Osobowość hazardzisty
Oczywiście, cechy osobowości wykazane podczas badań nie muszą charakteryzować wszystkich uzależnionych – część graczy wpada w nałóg w trudnej sytuacji życiowej, w okresach głębokiego przewlekłego stresu, a wtedy ma to niewielki związek z charakterem.
Zdarza się również, że niektóre cechy charakteru dopiero pod wpływem stresu się ujawniają, wcześniej pozostając w uśpieniu. Warto jednak przyjrzeć się cechom, które posiada stereotypowy hazardzista.
Bernadeta Lelonek-Kuleta z Ośrodka Leczenia Uzależnień w Lublinie badała uzależnionych od hazardu mężczyzn. Z jej ustaleń wynika, że jeśli chodzi o sposób okazywania emocji, patologiczni hazardziści częściej doświadczają negatywnych uczuć (gniew, wrogość, niezadowolenie, niepokój) - zobacz, kim są patologiczni hazardziści, są wrażliwi na stres i z trudem sobie z nim radzą. Trudności ich zniechęcają, a nie mobilizują. Mają problemy z kontrolowaniem swoich zachowań.

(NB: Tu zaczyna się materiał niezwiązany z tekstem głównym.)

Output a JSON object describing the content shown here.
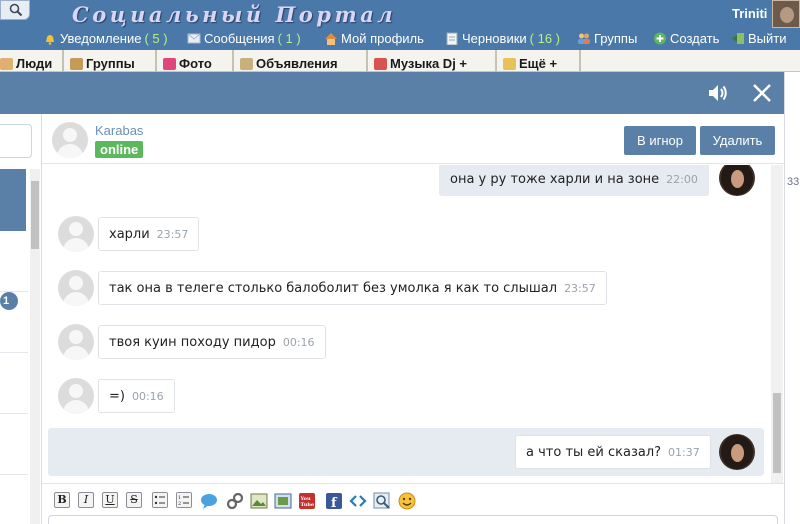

Często mają zaniżona samoocenę – jednym ze sposobów podniesienia jej jest dla nich właśnie hazard i pojawiające się wygrane. Niestety, każdą porażkę w grach losowych odbierają bardzo osobiście, obniża ona ich poczucie wartości, dlatego natychmiast usiłują się odegrać. Hazard jest też często dla nich ucieczką od problemów. Grę na automatach, pokera czy zakłady wzajemne uważają za metodę radzenia sobie ze stresem, czasem za ich pomocą odreagowują przykre zdarzenia.
Hazardziści: życiowi hedoniści
Badaczka postanowiła jednak sprawdzić nie tylko poziom emocjonalności, ale w ogóle postawę życiową patologicznych hazardzistów. Okazało się, że cechuje ich postawa hedonistyczna – czyli stawianie przyjemności na pierwszym miejscu w życiu. Tacy ludzie nie są wytrwali w dążeniu do ambitnych celów, często porzucają zadania zanim je skończą, brakuje im konsekwencji, a decyzje podejmują pod wpływem chwili.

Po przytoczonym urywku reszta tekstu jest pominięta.